The estimated age of HD 130948 is similar to the Sun at 4.7 billion years (Gyr) old, but it has a lower proportion of elements (63%) other than hydrogen or helium. However, a separate study in 2009 gave a much younger age of 0.5±0.3 Gyr and a higher metallicity that is very similar to the Sun. The younger age was favored in a 2019 study, based on coevality with the brown dwarf companions. Evolutionary models suggest that it is just reaching the end of its main sequence life.

Eric J. Gaidos et al. observed the star in 1998 and 1999, and discovered that it is a variable star. It was given its variable star designation, HP Boötis, in 2006.
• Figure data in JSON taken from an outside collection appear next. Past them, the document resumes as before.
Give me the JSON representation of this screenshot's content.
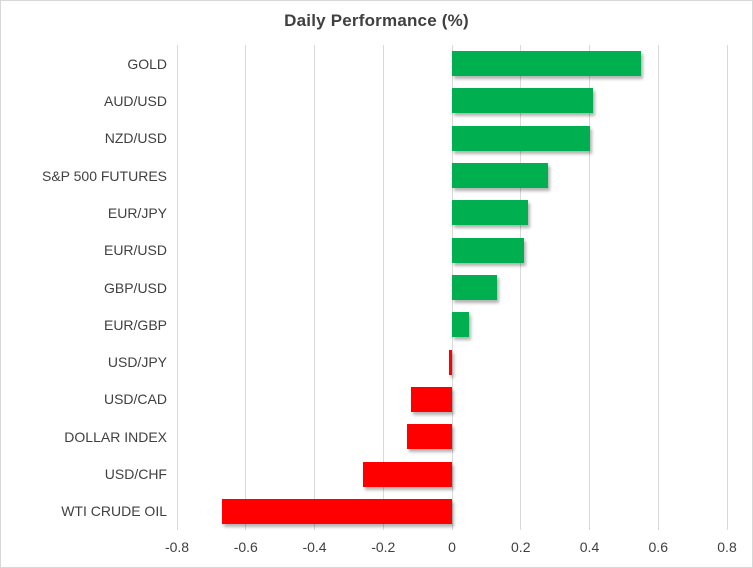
{
  "chart_data": {
    "type": "bar",
    "orientation": "horizontal",
    "title": "Daily Performance (%)",
    "categories": [
      "GOLD",
      "AUD/USD",
      "NZD/USD",
      "S&P 500 FUTURES",
      "EUR/JPY",
      "EUR/USD",
      "GBP/USD",
      "EUR/GBP",
      "USD/JPY",
      "USD/CAD",
      "DOLLAR INDEX",
      "USD/CHF",
      "WTI CRUDE OIL"
    ],
    "values": [
      0.55,
      0.41,
      0.4,
      0.28,
      0.22,
      0.21,
      0.13,
      0.05,
      -0.01,
      -0.12,
      -0.13,
      -0.26,
      -0.67
    ],
    "xlabel": "",
    "ylabel": "",
    "xlim": [
      -0.8,
      0.8
    ],
    "ticks": [
      -0.8,
      -0.6,
      -0.4,
      -0.2,
      0,
      0.2,
      0.4,
      0.6,
      0.8
    ],
    "tick_labels": [
      "-0.8",
      "-0.6",
      "-0.4",
      "-0.2",
      "0",
      "0.2",
      "0.4",
      "0.6",
      "0.8"
    ],
    "grid": true,
    "legend": false,
    "colors": {
      "positive": "#00B050",
      "negative": "#FF0000",
      "gridline": "#D9D9D9",
      "text": "#404040",
      "border": "#D7D7D7",
      "background": "#FFFFFF"
    }
  }
}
In 2002, a pair of co-orbiting brown dwarfs were discovered in orbit around this star, named HD 130948 B and HD 130948 C. They were found using an adaptive optics instrument on the Gemini North 8m telescope in Hawaii. The brown dwarfs are similar to each other, with masses of 59.8±0.6 Jupiter mass and 56.3±0.5 Jupiter mass, radii of 1.00±0.01 Jupiter radius and 0.98±0.03 Jupiter radius, and temperatures of 1950±30 K and 1870±30 K for HD 130948 B and HD 130948 C, respectively. They orbit around each other with a period of 3656 ± 4 day, and the orbit around the primary star is poorly constrained due to insufficient orbital coverage, with an period in the order of centuries to dozens of thousand of years.

The space velocity components of this star through the Milky Way galaxy are (U, V, W) = (−14.0, 14.7, −0.1).